= Protected surname =

Surname with restricted use

A protected surname is a surname whose usage is or was subject to restrictions, according to personal name laws of several countries.

== Denmark ==
A Danish surname is protected if there are 2,000 or fewer people with the same surname. If someone's child is going to have a protected surname, this must be in this child's family, i.e., the child must have a family affiliation with the name, as defined by the regulations. Otherwise the parent must get a consent of all adult residents of Denmark with this surname. One may check the list of non-protected surnames issued by the Agency of Family Law, for example, online.

== Estonia ==
During 1935–1940 the Estonian Ministry of the Interior maintained the Family Name Protection Register. The protected Estonian surnames could be given only to the relatives of the surname owner with his consent. This was no longer possible with the Soviet occupation of Estonia. As of 1940, there were 407 protected surnames in the Register.

== Finland ==

Protected Finnish surnames is a historical concept. These were names that the Association of Finnish Culture and Identity had registered as protected for a fee, so that people outside the family could not take it.

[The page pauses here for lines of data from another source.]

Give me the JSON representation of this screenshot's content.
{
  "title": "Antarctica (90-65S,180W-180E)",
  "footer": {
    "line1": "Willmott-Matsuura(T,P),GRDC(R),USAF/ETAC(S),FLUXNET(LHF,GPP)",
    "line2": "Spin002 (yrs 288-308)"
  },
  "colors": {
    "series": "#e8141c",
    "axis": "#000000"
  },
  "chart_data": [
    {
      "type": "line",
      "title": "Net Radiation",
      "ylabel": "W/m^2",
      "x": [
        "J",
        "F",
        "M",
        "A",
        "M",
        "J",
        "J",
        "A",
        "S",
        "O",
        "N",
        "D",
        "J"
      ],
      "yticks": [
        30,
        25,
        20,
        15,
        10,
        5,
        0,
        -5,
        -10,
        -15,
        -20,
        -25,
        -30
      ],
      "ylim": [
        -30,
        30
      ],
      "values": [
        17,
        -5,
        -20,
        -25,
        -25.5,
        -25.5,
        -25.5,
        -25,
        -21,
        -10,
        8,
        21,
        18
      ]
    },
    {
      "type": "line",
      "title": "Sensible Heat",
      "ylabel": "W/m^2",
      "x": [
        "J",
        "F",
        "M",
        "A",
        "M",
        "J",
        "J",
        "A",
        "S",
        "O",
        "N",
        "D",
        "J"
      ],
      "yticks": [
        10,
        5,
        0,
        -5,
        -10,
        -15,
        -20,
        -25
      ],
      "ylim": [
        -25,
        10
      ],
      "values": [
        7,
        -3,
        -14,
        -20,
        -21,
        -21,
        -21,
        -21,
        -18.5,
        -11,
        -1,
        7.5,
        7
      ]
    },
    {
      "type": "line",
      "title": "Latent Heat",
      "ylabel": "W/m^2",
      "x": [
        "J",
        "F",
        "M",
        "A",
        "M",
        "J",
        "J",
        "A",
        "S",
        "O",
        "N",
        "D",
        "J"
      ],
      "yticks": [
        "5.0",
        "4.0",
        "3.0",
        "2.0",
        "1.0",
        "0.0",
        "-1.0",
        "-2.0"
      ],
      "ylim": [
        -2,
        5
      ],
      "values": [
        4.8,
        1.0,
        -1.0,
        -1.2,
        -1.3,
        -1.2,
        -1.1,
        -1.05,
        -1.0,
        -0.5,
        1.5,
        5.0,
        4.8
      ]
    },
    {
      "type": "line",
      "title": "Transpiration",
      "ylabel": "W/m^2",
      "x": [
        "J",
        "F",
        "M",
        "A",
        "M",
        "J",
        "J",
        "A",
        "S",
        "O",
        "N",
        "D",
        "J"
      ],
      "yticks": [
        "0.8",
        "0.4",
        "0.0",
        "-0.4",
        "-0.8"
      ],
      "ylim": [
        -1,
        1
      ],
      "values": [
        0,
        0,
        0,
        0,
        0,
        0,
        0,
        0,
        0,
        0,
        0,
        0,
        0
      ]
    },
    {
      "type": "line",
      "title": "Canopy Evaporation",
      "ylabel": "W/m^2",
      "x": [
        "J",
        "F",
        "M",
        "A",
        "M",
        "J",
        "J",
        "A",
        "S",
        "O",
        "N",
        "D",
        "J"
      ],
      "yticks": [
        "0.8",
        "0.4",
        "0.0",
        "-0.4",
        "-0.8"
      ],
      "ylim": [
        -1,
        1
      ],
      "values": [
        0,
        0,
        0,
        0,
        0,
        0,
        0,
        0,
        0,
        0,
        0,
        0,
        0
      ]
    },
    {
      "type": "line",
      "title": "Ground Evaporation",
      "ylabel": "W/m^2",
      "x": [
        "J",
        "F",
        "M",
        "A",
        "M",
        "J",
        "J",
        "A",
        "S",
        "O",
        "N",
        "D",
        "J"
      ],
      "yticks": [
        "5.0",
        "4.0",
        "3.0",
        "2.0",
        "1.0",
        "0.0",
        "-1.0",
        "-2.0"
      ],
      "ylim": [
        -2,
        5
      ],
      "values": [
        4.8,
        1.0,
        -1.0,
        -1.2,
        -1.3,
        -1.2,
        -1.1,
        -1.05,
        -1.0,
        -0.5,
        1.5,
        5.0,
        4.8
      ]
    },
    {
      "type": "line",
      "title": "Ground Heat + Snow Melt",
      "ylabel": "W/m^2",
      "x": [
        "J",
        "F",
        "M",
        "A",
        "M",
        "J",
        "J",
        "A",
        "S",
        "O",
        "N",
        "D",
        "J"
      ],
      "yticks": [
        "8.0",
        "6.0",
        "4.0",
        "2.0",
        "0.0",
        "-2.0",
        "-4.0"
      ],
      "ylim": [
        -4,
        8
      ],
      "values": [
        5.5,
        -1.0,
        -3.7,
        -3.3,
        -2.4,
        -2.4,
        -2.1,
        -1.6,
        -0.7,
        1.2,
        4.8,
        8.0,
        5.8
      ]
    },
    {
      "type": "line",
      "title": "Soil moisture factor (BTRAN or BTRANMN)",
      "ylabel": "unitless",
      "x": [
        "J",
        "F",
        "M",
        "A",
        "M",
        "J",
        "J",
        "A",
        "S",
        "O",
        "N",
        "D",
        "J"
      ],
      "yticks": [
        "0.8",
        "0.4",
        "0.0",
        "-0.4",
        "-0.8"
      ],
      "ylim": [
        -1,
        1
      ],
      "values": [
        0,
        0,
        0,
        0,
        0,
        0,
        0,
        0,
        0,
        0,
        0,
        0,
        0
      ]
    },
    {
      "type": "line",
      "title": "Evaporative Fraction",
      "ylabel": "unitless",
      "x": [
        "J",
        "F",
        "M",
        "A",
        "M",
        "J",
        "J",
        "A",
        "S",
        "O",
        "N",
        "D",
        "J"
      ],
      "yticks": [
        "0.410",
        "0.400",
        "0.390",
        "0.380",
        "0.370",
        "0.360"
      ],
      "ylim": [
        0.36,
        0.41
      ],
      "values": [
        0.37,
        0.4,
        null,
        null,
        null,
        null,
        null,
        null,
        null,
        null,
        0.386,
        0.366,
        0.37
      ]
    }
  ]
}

The Association started compiling "the list of protected Finnish surnames" since 1914, with the corresponding law coming into force in 1921. There were various difficulties with the upholding of the law. Protection was eventually abandoned in 2001. There are about 11,000 known protected surnames. One can check whether the surname was protected online.

== Norway ==
Norwegian surnames are regulated by the Norwegian Names Act of 2002. A citizen may change their family name to any common family name, i.e. any name shared by more than 200 Norwegians. In order to change to a rare family name, permission from every citizen with the name is required. Exceptions to the restrictions on taking a protected surname can be made if you have "a connection to the name", for example through kinship (family name held by a parent, step-parent or foster-parent, grandparent, great-grandparent or great-great-grandparent), by marriage, cohabitation where you have lived together for at least two years or have children together, or through adoption.